Blogtour Tag 2 - Sorgen der Eltern um Vivi und Lisa

Die Eltern von Vivi und Lisa kommen in der Geschichte „Der Cowboy - Dangerous Love“ von Moni Kaspers eher wenig vor, doch welche Gedanken, Sorgen und Ängste müssen sie sich stellen als Lisa spurlos verschwindet? Vivi wähnen sie in Sicherheit, doch der Schein trügt…

 

Dem Thema Sorgen der Eltern von Vivi und Lisa widme ich den heutigen Blogtourtag. Was müssen die Eltern durchstehen? Sie sind sicherlich ein gutes Beispiel für viele Eltern, die sich Sorgen um ihre Kinder machen mussten.

 

Der Vater sitzt seit einiger Zeit im Rollstuhl, hat sicherlich auch so schon genug Sorgen und Leiden. Die Mutter hat möglicherweise auch wegen ihres Mannes viel zu tun.

 

Ich möchte mich nun in die Gedankengänge der beiden Elternteile hineinversetzen und ihre Sorgen, die sie meiner Meinung nach beschäftigen, mit euch teilen.

Der Vater

„Wo ist Lisa nur? Und warum hören wir nichts von Vivian? Nachdem was sie mit ihrer Schwester durchgemacht hat, könnte sie sich ja wenigstens kurz melden, damit wir wissen, dass es ihr gut geht. Hauptsache sie erholt sich jetzt von dieser schrecklichen Zeit in den USA. Sie leidet ebenso über Lisas Verschwinden.

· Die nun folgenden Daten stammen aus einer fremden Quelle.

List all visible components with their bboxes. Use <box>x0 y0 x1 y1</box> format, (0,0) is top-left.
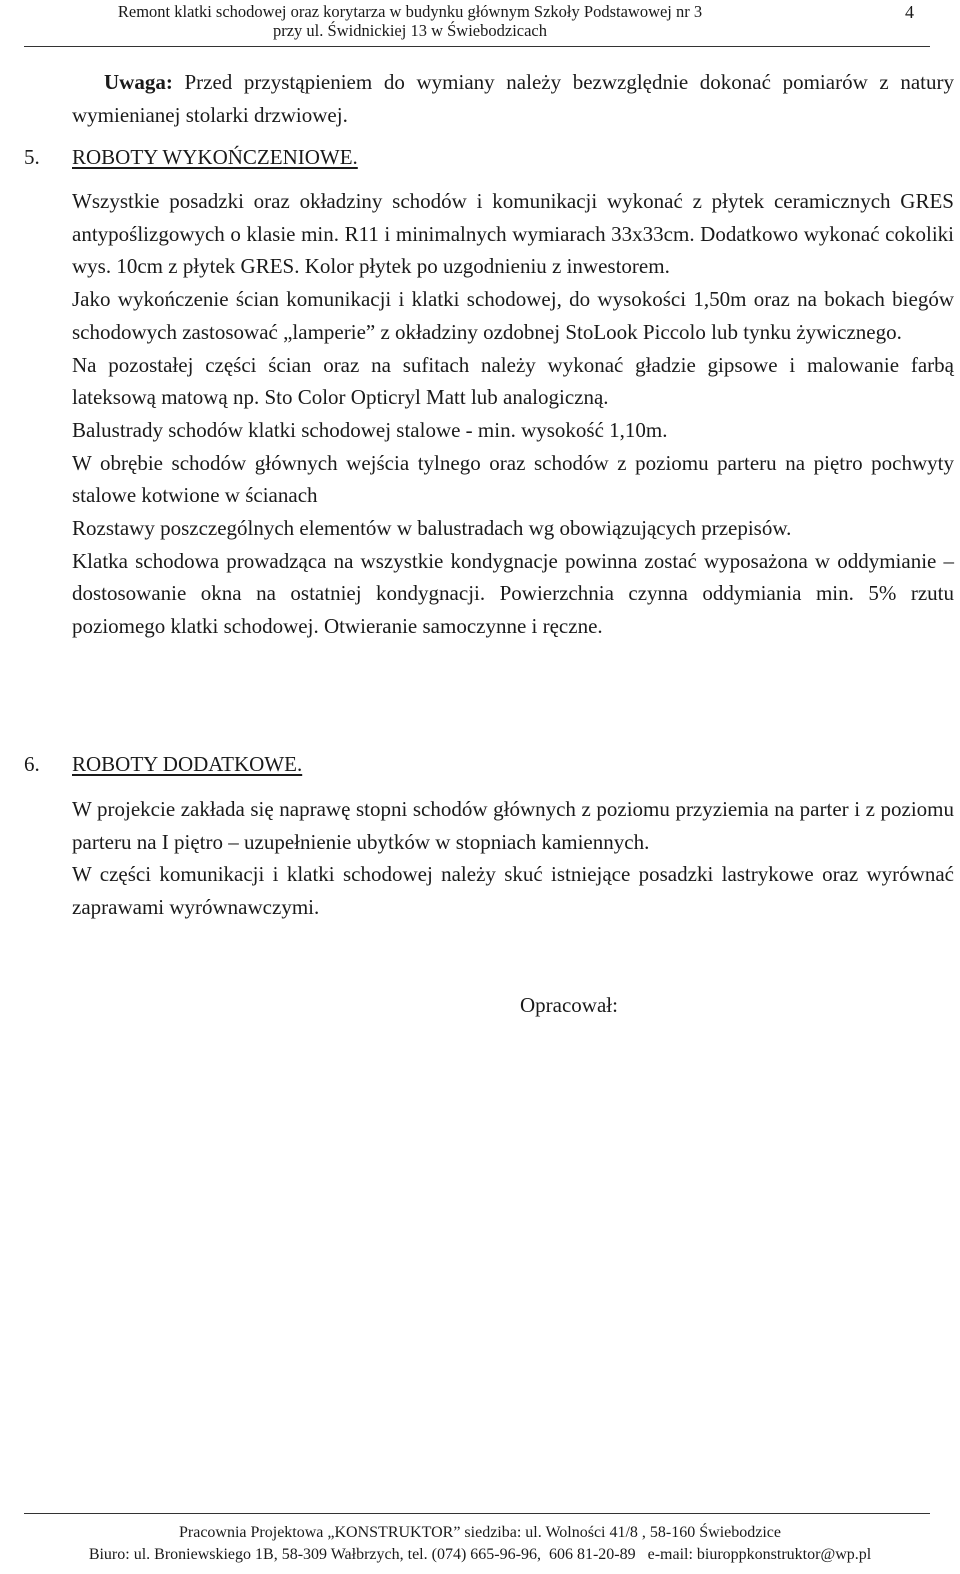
section-6-body <box>72 793 954 924</box>
warning-note <box>72 66 954 131</box>
footer-divider <box>24 1513 930 1514</box>
footer-company: Pracownia Projektowa „KONSTRUKTOR” siedziba: ul. Wolności 41/8 , 58-160 Świebodzice <box>178 1524 782 1541</box>
section-5-paragraph-6: Rozstawy poszczególnych elementów w balustradach wg obowiązujących przepisów. <box>72 516 792 541</box>
section-5-paragraph-2: Jako wykończenie ścian komunikacji i klatki schodowej, do wysokości 1,50m oraz na bokach biegów schodowych zastosować „lamperie” z okładziny ozdobnej StoLook Piccolo lub tynku żywicznego. <box>72 287 954 344</box>
section-5-body <box>72 185 954 643</box>
section-6-paragraph-1: W projekcie zakłada się naprawę stopni schodów głównych z poziomu przyziemia na parter i z poziomu parteru na I piętro – uzupełnienie ubytków w stopniach kamiennych. <box>72 797 954 854</box>
section-5-paragraph-5: W obrębie schodów głównych wejścia tylnego oraz schodów z poziomu parteru na piętro pochwyty stalowe kotwione w ścianach <box>72 450 954 508</box>
section-6-number: 6. <box>24 752 40 776</box>
signature-label: Opracował: <box>520 993 618 1017</box>
page-number: 4 <box>905 2 914 22</box>
section-6-title: ROBOTY DODATKOWE. <box>72 752 303 776</box>
section-5-heading <box>24 141 358 173</box>
header-title: Remont klatki schodowej oraz korytarza w budynku głównym Szkoły Podstawowej nr 3 <box>117 2 703 21</box>
section-6-heading <box>24 748 302 780</box>
warning-text: Przed przystąpieniem do wymiany należy bezwzględnie dokonać pomiarów z natury wymienianej stolarki drzwiowej. <box>72 70 954 127</box>
header-divider <box>24 46 930 47</box>
footer-contact: Biuro: ul. Broniewskiego 1B, 58-309 Wałbrzych, tel. (074) 665-96-96, 606 81-20-89 e-mail: biuroppkonstruktor@wp.pl <box>88 1546 872 1563</box>
warning-label: Uwaga: <box>104 70 173 94</box>
page-header <box>0 0 960 50</box>
section-5-title: ROBOTY WYKOŃCZENIOWE. <box>72 145 358 169</box>
section-5-number: 5. <box>24 145 40 169</box>
section-5-paragraph-3: Na pozostałej części ścian oraz na sufitach należy wykonać gładzie gipsowe i malowanie farbą lateksową matową np. Sto Color Opticryl Matt lub analogiczną. <box>72 352 954 410</box>
section-6-paragraph-2: W części komunikacji i klatki schodowej należy skuć istniejące posadzki lastrykowe oraz wyrównać zaprawami wyrównawczymi. <box>72 862 954 920</box>
section-5-paragraph-7: Klatka schodowa prowadząca na wszystkie kondygnacje powinna zostać wyposażona w oddymianie – dostosowanie okna na ostatniej kondygnacji. Powierzchnia czynna oddymiania min. 5% rzutu poziomego klatki schodowej. Otwieranie samoczynne i ręczne. <box>72 548 954 639</box>
header-address: przy ul. Świdnickiej 13 w Świebodzicach <box>272 21 548 40</box>
section-5-paragraph-1: Wszystkie posadzki oraz okładziny schodów i komunikacji wykonać z płytek ceramicznych GRES antypoślizgowych o klasie min. R11 i minimalnych wymiarach 33x33cm. Dodatkowo wykonać cokoliki wys. 10cm z płytek GRES. Kolor płytek po uzgodnieniu z inwestorem. <box>72 189 954 279</box>
section-5-paragraph-4: Balustrady schodów klatki schodowej stalowe - min. wysokość 1,10m. <box>72 417 668 442</box>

Schließlich war sie dabei. Wenn ich nur helfen könnte. Wenn ich nicht im Rollstuhl sitzen würde… Dann würde ich in die USA fliegen, um meine Lisa zu finden. Ach, wie liebe ich meine Töchter! Und jetzt ist die eine verschwunden, und die andere meldet sich nicht… Hoffentlich ist ihr nicht auch noch etwas passiert! Ans Handy geht sie nicht. Ach, ich mache mir sicherlich unnötig Sorgen um Vivian; sie wird sich jetzt einfach etwas erholen und braucht Ruhe um die Zeit in dem Keller, und im Krankenhaus verarbeiten zu können…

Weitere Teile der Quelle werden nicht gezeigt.